- 1 egg in 100 g of wholemeal flour (you get two servings of pasta),
- a pinch of salt,
- spoon of olive oil.
For the sauce:
- 200 g cherry tomatoes (preferably San Marzano varieties),
- 1-2 cloves of garlic
- a few leaves of green basil,
- salt and pepper to taste.
Pour the flour onto the table (preferably a wooden board), making a small indentation in the middle. Pour the egg there, pre-beaten with a fork.
Begin kneading the dough, gradually combining the egg mass with flour. This will take 15–20 minutes - the dough should be firm.
Wrap the finished mass in plastic wrap and refrigerate for 30–45 minutes. If you want to make the dough in reserve, you can put some of it in a small container and put in a cool place (but not in the refrigerator, there is too humid environment for it). In a closed container, the dough can be stored for up to two weeks.
Take out the chilled dough and divide it in two. Flour the surface and roll out the dough with a rolling pin to the thinnest possible layer.
Roll the dough into tubes and chop each tube. Choose their size yourself: the tagliolini is 5 mm wide, the tagliatelle is 1 cm, and the papardelle is 2-3 cm. Part of the pasta can be frozen or left in a container for a day.
In a large skillet, heat the olive oil and add the garlic, cut in two, into it (remove the core). If you don't want a strong garlic taste, you can take it out later. Place the tomatoes, cut in half, salt and basil, which is better to tear into pieces with your hands, not with a knife. Cook over medium heat for about 5 minutes.
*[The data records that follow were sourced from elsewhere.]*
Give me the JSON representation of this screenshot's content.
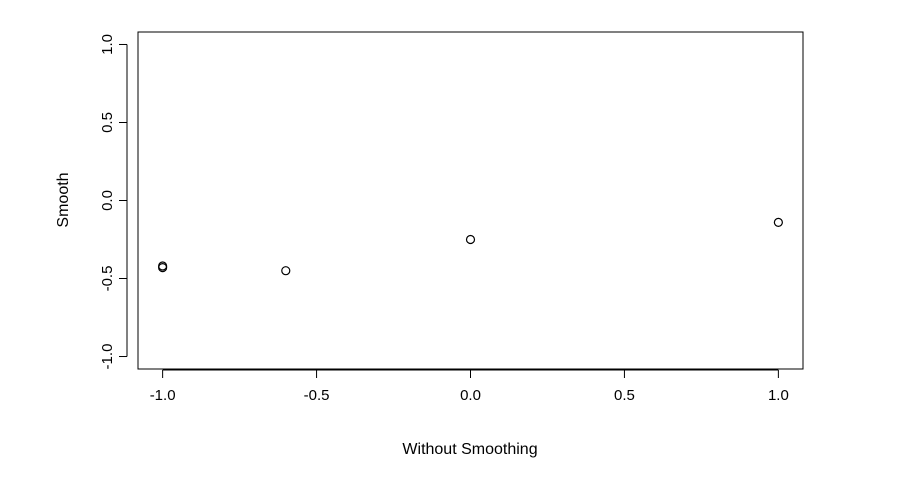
{
  "chart_data": {
    "type": "scatter",
    "title": "",
    "xlabel": "Without Smoothing",
    "ylabel": "Smooth",
    "xlim": [
      -1.08,
      1.08
    ],
    "ylim": [
      -1.08,
      1.08
    ],
    "xticks": [
      -1.0,
      -0.5,
      0.0,
      0.5,
      1.0
    ],
    "xtick_labels": [
      "-1.0",
      "-0.5",
      "0.0",
      "0.5",
      "1.0"
    ],
    "yticks": [
      -1.0,
      -0.5,
      0.0,
      0.5,
      1.0
    ],
    "ytick_labels": [
      "-1.0",
      "-0.5",
      "0.0",
      "0.5",
      "1.0"
    ],
    "grid": false,
    "legend": "none",
    "marker": "open-circle",
    "series": [
      {
        "points": [
          {
            "x": -1.0,
            "y": -0.43
          },
          {
            "x": -1.0,
            "y": -0.42
          },
          {
            "x": -0.6,
            "y": -0.45
          },
          {
            "x": 0.0,
            "y": -0.25
          },
          {
            "x": 1.0,
            "y": -0.14
          }
        ]
      }
    ]
  }
}
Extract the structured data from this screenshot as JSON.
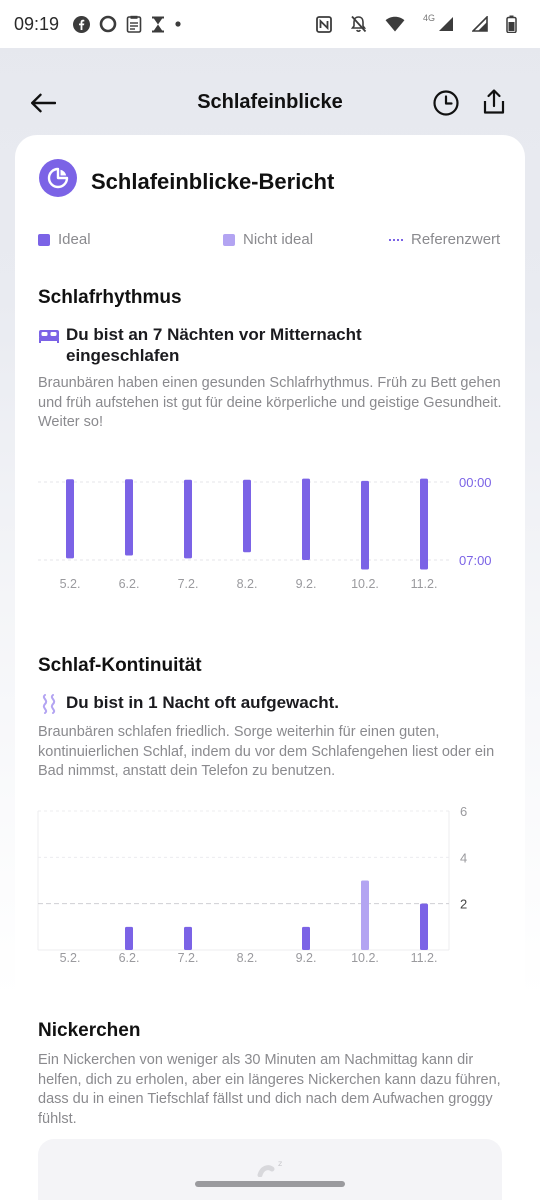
{
  "status_bar": {
    "time": "09:19",
    "network_label": "4G",
    "left_icons": [
      "facebook-icon",
      "circle-app-icon",
      "clipboard-icon",
      "hourglass-icon",
      "dot-icon"
    ],
    "right_icons": [
      "nfc-icon",
      "bell-off-icon",
      "wifi-icon",
      "signal-icon",
      "signal-icon",
      "battery-icon"
    ]
  },
  "header": {
    "title": "Schlafeinblicke",
    "back_icon": "arrow-left-icon",
    "history_icon": "clock-icon",
    "share_icon": "share-icon"
  },
  "report": {
    "title": "Schlafeinblicke-Bericht",
    "icon": "report-pie-icon"
  },
  "legend": {
    "ideal": "Ideal",
    "not_ideal": "Nicht ideal",
    "reference": "Referenzwert"
  },
  "colors": {
    "ideal": "#7b63e6",
    "not_ideal": "#b3a4f2",
    "reference": "#7b63e6"
  },
  "rhythm": {
    "title": "Schlafrhythmus",
    "insight": "Du bist an 7 Nächten vor Mitternacht eingeschlafen",
    "insight_icon": "bed-icon",
    "description": "Braunbären haben einen gesunden Schlafrhythmus. Früh zu Bett gehen und früh aufstehen ist gut für deine körperliche und geistige Gesundheit. Weiter so!"
  },
  "continuity": {
    "title": "Schlaf-Kontinuität",
    "insight": "Du bist in 1 Nacht oft aufgewacht.",
    "insight_icon": "wave-icon",
    "description": "Braunbären schlafen friedlich. Sorge weiterhin für einen guten, kontinuierlichen Schlaf, indem du vor dem Schlafengehen liest oder ein Bad nimmst, anstatt dein Telefon zu benutzen."
  },
  "naps": {
    "title": "Nickerchen",
    "description": "Ein Nickerchen von weniger als 30 Minuten am Nachmittag kann dir helfen, dich zu erholen, aber ein längeres Nickerchen kann dazu führen, dass du in einen Tiefschlaf fällst und dich nach dem Aufwachen groggy fühlst.",
    "sleep_icon": "zzz-icon"
  },
  "chart_data": [
    {
      "type": "bar",
      "variant": "floating-range",
      "categories": [
        "5.2.",
        "6.2.",
        "7.2.",
        "8.2.",
        "9.2.",
        "10.2.",
        "11.2."
      ],
      "y_tick_labels": [
        "00:00",
        "07:00"
      ],
      "series": [
        {
          "start": [
            -0.25,
            -0.25,
            -0.2,
            -0.2,
            -0.3,
            -0.1,
            -0.3
          ],
          "end": [
            6.85,
            6.6,
            6.85,
            6.3,
            7.0,
            7.85,
            7.85
          ],
          "status": [
            "ideal",
            "ideal",
            "ideal",
            "ideal",
            "ideal",
            "ideal",
            "ideal"
          ]
        }
      ],
      "reference_lines": [
        0,
        7
      ],
      "grid": true
    },
    {
      "type": "bar",
      "categories": [
        "5.2.",
        "6.2.",
        "7.2.",
        "8.2.",
        "9.2.",
        "10.2.",
        "11.2."
      ],
      "series": [
        {
          "values": [
            0,
            1,
            1,
            0,
            1,
            3,
            2
          ],
          "status": [
            "ideal",
            "ideal",
            "ideal",
            "ideal",
            "ideal",
            "not_ideal",
            "ideal"
          ]
        }
      ],
      "y_ticks": [
        2,
        4,
        6
      ],
      "ylim": [
        0,
        6
      ],
      "reference_line": 2,
      "grid": true
    }
  ]
}
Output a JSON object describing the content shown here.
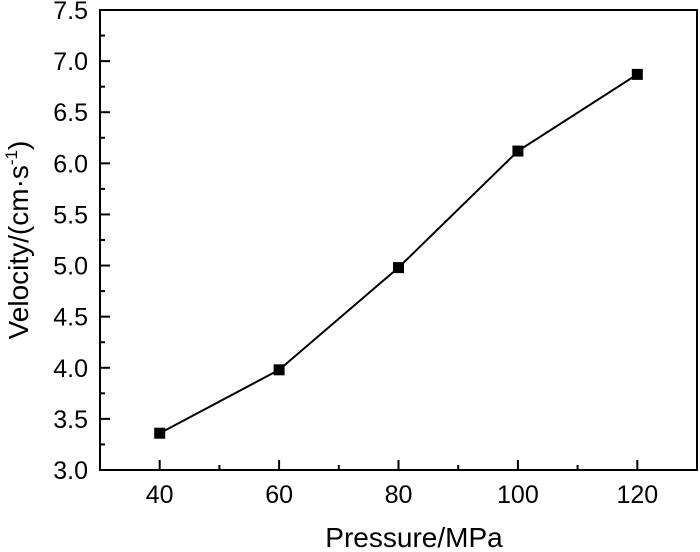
{
  "chart_data": {
    "type": "line",
    "xlabel": "Pressure/MPa",
    "ylabel": "Velocity/(cm·s",
    "ylabel_superscript": "-1",
    "ylabel_suffix": ")",
    "xlim": [
      30,
      130
    ],
    "ylim": [
      3.0,
      7.5
    ],
    "x_ticks": [
      40,
      60,
      80,
      100,
      120
    ],
    "x_tick_labels": [
      "40",
      "60",
      "80",
      "100",
      "120"
    ],
    "y_ticks": [
      3.0,
      3.5,
      4.0,
      4.5,
      5.0,
      5.5,
      6.0,
      6.5,
      7.0,
      7.5
    ],
    "y_tick_labels": [
      "3.0",
      "3.5",
      "4.0",
      "4.5",
      "5.0",
      "5.5",
      "6.0",
      "6.5",
      "7.0",
      "7.5"
    ],
    "grid": false,
    "marker": "square",
    "series": [
      {
        "x": [
          40,
          60,
          80,
          100,
          120
        ],
        "values": [
          3.36,
          3.98,
          4.98,
          6.12,
          6.87
        ]
      }
    ]
  }
}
Put the paste in boiling water, after adding a spoonful of olive oil there (so that the paste does not stick together). My rule of thumb: for every 100 g of pasta, you need a liter of water (good quality!) And 10 g of salt. Boil the pasta for two minutes and then transfer it to the tomato skillet.
Add a couple more tablespoons of water in which the pasta was cooked. Simmer for a couple of minutes, stirring occasionally, and then quickly transfer to bowls, sprinkling with grated cheese - parmesan, grana or, as we prefer in Tuscany, smoked ricotta or sheep's pecorino cheese. The dish can be drizzled with extra virgin olive oil and garnished with a sprig of fresh basil.
“I am often asked: why knead the dough with your hands when there are mixers? To this I usually answer: why do you need a mixer when you have hands? As far as progress goes, in some cases I prefer to follow tradition. Hands feel the dough and its consistency better. Plus, it's a good muscle workout and an excellent anti-stress therapy. Today, you can buy everything, order food at home. But will this replace the cooking process? Smells, creativity?
The best tomatoes for pasta and tomato sauces are San Marzano plum tomatoes. The best of them grow at the foot of Mount Vesuvius, and they are used to make the most delicious (and real!) Pizza in the world - the Neapolitan. The most fragrant and juicy San Marzano is harvested at the end of August. The rest of the time, I advise you to buy tomatoes on a branch and cut them just before cooking - this way the fruits will retain their aroma and vitamins. And do not store tomatoes in the refrigerator - they spoil there quickly."